Obama’s War Budget Breaks All Records
On Capitol Hill, resistance to U.S. militarism has all but collapsed—and the Republican majority in the U.S. House has not even arrived, yet. With no opposition whatsoever in the Senate, and only 48 nay votes in the House, the Congress last week passed the biggest military budget since the end of World War Two. Only 42 Democrats, including just 12 members of the Congressional Black Caucus, dared to defy their warmongering president and compliant House leadership.
From the moment that Barack Obama won the Democratic nomination, we at Black Agenda Report have been predicting that he would become the most pro-war president in modern American history. Forget about Obama’s phony rhetoric; the proof is in the numbers.
The military budget firmly cements Barack Obama’s place as the biggest pro-war president in two generations. Today, the United States, although it is the world’s only superpower, spends almost as much as all of the rest of the world’s militaries combined. The U.S. defense authorization for 2011 is $725 billion. China, with the second most expensive military machine on the planet, spends less than $80 billion a year.
If Barack Obama lasts for eight years in office, he is on track to spend $5 trillion dollars on the Pentagon, significantly more than George Bush, who in turn spent a lot more than Ronald Reagan. But, as they say on the TV commercials, that’s not all. The defense budget doesn’t include expenditures for Homeland Security, Veterans Affairs, nuclear weapons work at the Department of Energy, military aid to other countries through the Department of State, NASA space programs that are really military projects, the military retirement fund run out of the Department of Treasury, and the interest payments on past military expenditures that were financed by debt. Inclusion of those hidden costs of war would bring military-related spending to well over $1 trillion dollars a year—and rising all the time.
In real dollars, the U.S. is spending far more on the military than at any time during the Cold War, when there was another superpower in competition, and more than President Lyndon Johnson spent at the height of the Vietnam War. Dr. Martin Luther King broke with LBJ over that war, in part because he knew, in King’s words, “that America would never invest the necessary funds or energies in rehabilitation of its poor so long as adventures like Vietnam continued to draw men and skills and money like some demonic destructive suction tube.”

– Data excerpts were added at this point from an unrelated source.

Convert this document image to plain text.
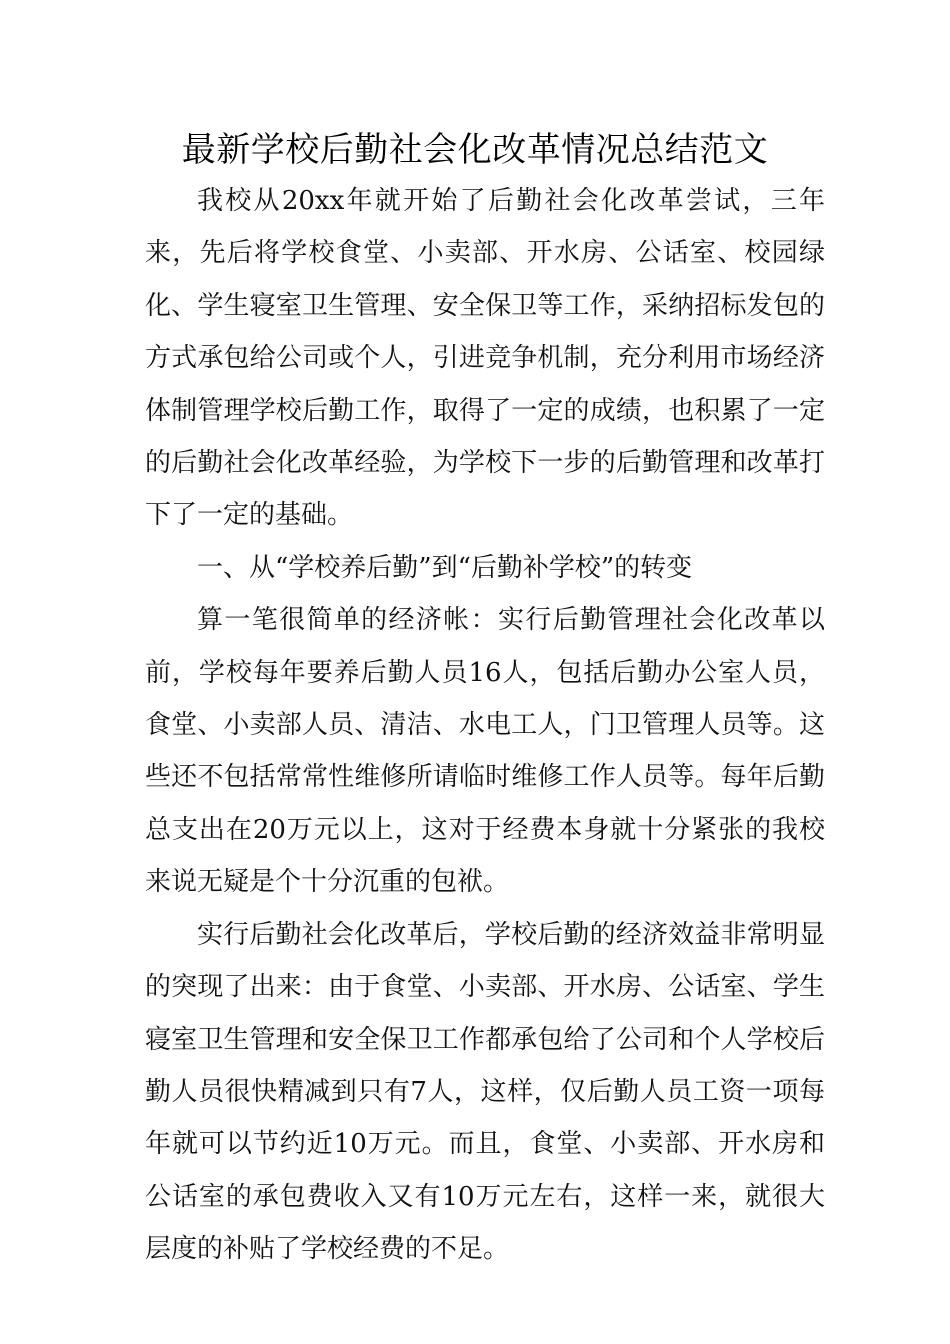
最新学校后勤社会化改革情况总结范文

我校从20xx年就开始了后勤社会化改革尝试，三年来，先后将学校食堂、小卖部、开水房、公话室、校园绿化、学生寝室卫生管理、安全保卫等工作，采纳招标发包的方式承包给公司或个人，引进竞争机制，充分利用市场经济体制管理学校后勤工作，取得了一定的成绩，也积累了一定的后勤社会化改革经验，为学校下一步的后勤管理和改革打下了一定的基础。

一、从“学校养后勤”到“后勤补学校”的转变

算一笔很简单的经济帐：实行后勤管理社会化改革以前，学校每年要养后勤人员16人，包括后勤办公室人员，食堂、小卖部人员、清洁、水电工人，门卫管理人员等。这些还不包括常常性维修所请临时维修工作人员等。每年后勤总支出在20万元以上，这对于经费本身就十分紧张的我校来说无疑是个十分沉重的包袱。

实行后勤社会化改革后，学校后勤的经济效益非常明显的突现了出来：由于食堂、小卖部、开水房、公话室、学生寝室卫生管理和安全保卫工作都承包给了公司和个人学校后勤人员很快精减到只有7人，这样，仅后勤人员工资一项每年就可以节约近10万元。而且，食堂、小卖部、开水房和公话室的承包费收入又有10万元左右，这样一来，就很大层度的补贴了学校经费的不足。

Under the First Black President, that military suction tube is far bigger and more destructive than in Dr. King’s day, while the economic crisis is arguably much worse, threatening the very viability of Black America as a national community. Yet only 12 Black members of Congress can bring themselves to vote against Obama’s wars, and the Black misleadership class in general demands that African Americans sacrifice their own economic survival interests to Barack Obama’s political interests.
Obama is not merely a continuation of the Bush administration’s war policies; he has accelerated the descent into a war economy. That is nothing for any Black person to be proud about.